Atacante colombiano foi só elogios ao ídolo brasileiro a quem ofuscou em Ibagué

Bruno Winckler, enviado iG a Ibagué |

Wilder Medina, um dos algozes do Corinthians na sua mais recente eliminação da Libertadores, ganhou a camisa que Ronaldo usou na partida contra o Tolima, nesta quarta-feira, em Ibagué, na Colômbia. Fã declarado do atacante brasileiro, Medina fez o que mais se esperava do camisa 9 corintiano: um gol. Foi o segundo da vitória dos colombianos por 2 a 0.

“Vou pendurar na parede da minha casa como recordação de uma partidas mais importantes da minha vida. Não tem preço”, disse Medina algumas horas depois do fim do jogo, no saguão do hotel onde a equipe está hospedada e enquanto suas filhas Camila e Ariadna faziam uma verdadeira arruaça com o pai.

Aos 29 anos, Medina crê que atingiu o ápice da sua carreira marcada por muitos problemas no início da sua trajetória. O atacante admite que usou drogas e que era um “pandillero” (marginal) na sua cidade natal, Puerto Nare, no departamento de Boyacá, no norte do país.

“É verdade que caminhava pelas ruas armado, com más companhias e fazendo coisas erradas, mas encontrei a Deus e agora estou sendo agraciado”, disse Medina, pego uma vez por doping, no início da carreira, e ainda respondendo por outro caso no ano passado. Os dois por uso de maconha.
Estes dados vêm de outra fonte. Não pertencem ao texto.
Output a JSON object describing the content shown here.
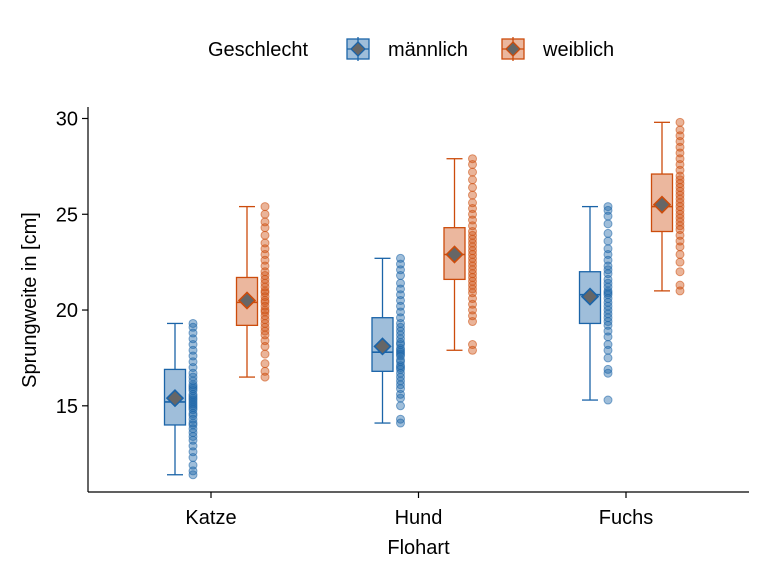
{
  "chart_data": {
    "type": "boxplot",
    "xlabel": "Flohart",
    "ylabel": "Sprungweite in [cm]",
    "categories": [
      "Katze",
      "Hund",
      "Fuchs"
    ],
    "ylim": [
      10.5,
      30.6
    ],
    "yticks": [
      15,
      20,
      25,
      30
    ],
    "grid": false,
    "legend": {
      "title": "Geschlecht",
      "position": "top",
      "entries": [
        "männlich",
        "weiblich"
      ]
    },
    "series": [
      {
        "name": "männlich",
        "color": "#1b64a8",
        "boxes": [
          {
            "category": "Katze",
            "min": 11.4,
            "q1": 14.0,
            "median": 15.2,
            "q3": 16.9,
            "max": 19.3,
            "mean": 15.4
          },
          {
            "category": "Hund",
            "min": 14.1,
            "q1": 16.8,
            "median": 17.8,
            "q3": 19.6,
            "max": 22.7,
            "mean": 18.1
          },
          {
            "category": "Fuchs",
            "min": 15.3,
            "q1": 19.3,
            "median": 20.8,
            "q3": 22.0,
            "max": 25.4,
            "mean": 20.7
          }
        ],
        "points": [
          [
            11.4,
            11.6,
            11.9,
            12.3,
            12.6,
            12.9,
            13.2,
            13.4,
            13.6,
            13.8,
            14.0,
            14.1,
            14.3,
            14.5,
            14.6,
            14.8,
            14.9,
            15.0,
            15.1,
            15.2,
            15.3,
            15.4,
            15.5,
            15.6,
            15.8,
            15.9,
            16.0,
            16.1,
            16.3,
            16.5,
            16.7,
            17.0,
            17.3,
            17.6,
            17.9,
            18.2,
            18.5,
            18.8,
            19.1,
            19.3
          ],
          [
            14.1,
            14.3,
            15.0,
            15.4,
            15.6,
            15.9,
            16.1,
            16.3,
            16.5,
            16.7,
            16.9,
            17.0,
            17.1,
            17.3,
            17.4,
            17.6,
            17.7,
            17.8,
            17.9,
            18.0,
            18.2,
            18.3,
            18.5,
            18.7,
            18.9,
            19.1,
            19.3,
            19.6,
            19.9,
            20.2,
            20.5,
            20.8,
            21.1,
            21.4,
            21.8,
            22.1,
            22.4,
            22.7
          ],
          [
            15.3,
            16.7,
            16.9,
            17.5,
            17.9,
            18.2,
            18.6,
            18.9,
            19.2,
            19.4,
            19.6,
            19.8,
            20.0,
            20.2,
            20.4,
            20.6,
            20.8,
            20.9,
            21.0,
            21.2,
            21.4,
            21.6,
            21.9,
            22.1,
            22.3,
            22.6,
            22.9,
            23.2,
            23.6,
            24.0,
            24.5,
            24.9,
            25.2,
            25.4
          ]
        ]
      },
      {
        "name": "weiblich",
        "color": "#cc4c0c",
        "boxes": [
          {
            "category": "Katze",
            "min": 16.5,
            "q1": 19.2,
            "median": 20.4,
            "q3": 21.7,
            "max": 25.4,
            "mean": 20.5
          },
          {
            "category": "Hund",
            "min": 17.9,
            "q1": 21.6,
            "median": 22.9,
            "q3": 24.3,
            "max": 27.9,
            "mean": 22.9
          },
          {
            "category": "Fuchs",
            "min": 21.0,
            "q1": 24.1,
            "median": 25.4,
            "q3": 27.1,
            "max": 29.8,
            "mean": 25.5
          }
        ],
        "points": [
          [
            16.5,
            16.8,
            17.2,
            17.7,
            18.1,
            18.4,
            18.7,
            18.9,
            19.1,
            19.3,
            19.5,
            19.7,
            19.9,
            20.0,
            20.2,
            20.4,
            20.5,
            20.7,
            20.9,
            21.0,
            21.2,
            21.4,
            21.6,
            21.8,
            22.0,
            22.3,
            22.6,
            22.9,
            23.2,
            23.5,
            23.9,
            24.3,
            24.6,
            25.0,
            25.4
          ],
          [
            17.9,
            18.2,
            19.4,
            19.7,
            20.0,
            20.3,
            20.6,
            20.9,
            21.1,
            21.3,
            21.5,
            21.7,
            21.9,
            22.1,
            22.3,
            22.5,
            22.7,
            22.9,
            23.1,
            23.3,
            23.5,
            23.7,
            23.9,
            24.1,
            24.4,
            24.7,
            25.0,
            25.3,
            25.6,
            26.0,
            26.4,
            26.8,
            27.2,
            27.6,
            27.9
          ],
          [
            21.0,
            21.3,
            22.0,
            22.5,
            22.9,
            23.3,
            23.6,
            23.9,
            24.2,
            24.4,
            24.6,
            24.8,
            25.0,
            25.2,
            25.4,
            25.6,
            25.8,
            26.0,
            26.2,
            26.4,
            26.6,
            26.8,
            27.0,
            27.3,
            27.6,
            27.9,
            28.2,
            28.5,
            28.8,
            29.1,
            29.4,
            29.8
          ]
        ]
      }
    ]
  }
}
“Esta vez não houve nada. A outra sim. Estou seguro que não acontecerá nada. Quero fechar a boca dos críticos com gols como venho fazendo”, disse ao iG, antes da partida em que brilhou mais que seu ídolo maior.
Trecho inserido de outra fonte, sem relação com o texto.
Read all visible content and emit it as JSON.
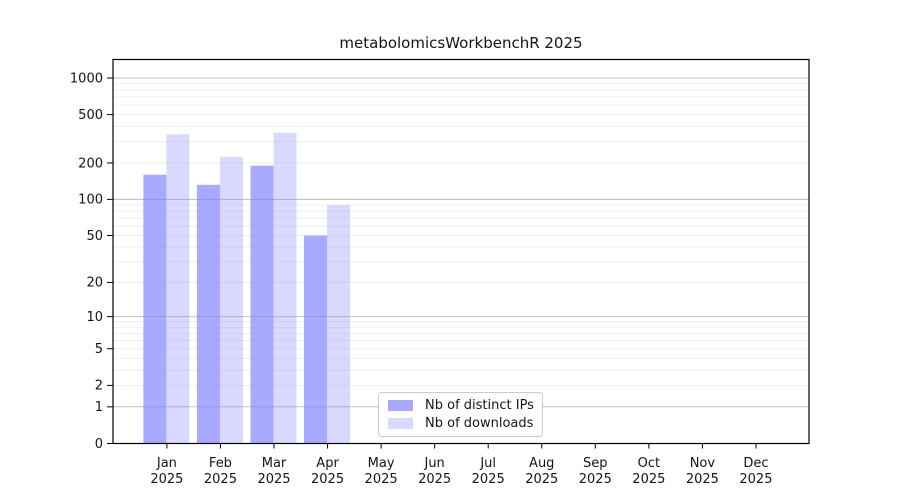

Medina conta que encontrou-se com Ronaldo e disse que ficou impressionado com a forma como foi recebido pelo atacante brasileiro. “Foi uma humildade incrível. Ele fala bem o espanhol, conversamos alguns minutos e me tratou como se já me conhecesse há muito tempo. Se ele era meu ídolo antes pelo que fez em campo, é muito mais agora depois da forma como me recebeu”, disse. “Alguns jogadores da Colômbia nunca ganharam nada na vida e sentem maiores do que são, te olham por cima. Ronaldo, que foi o maior que vi é o contrário”, comentou Medina.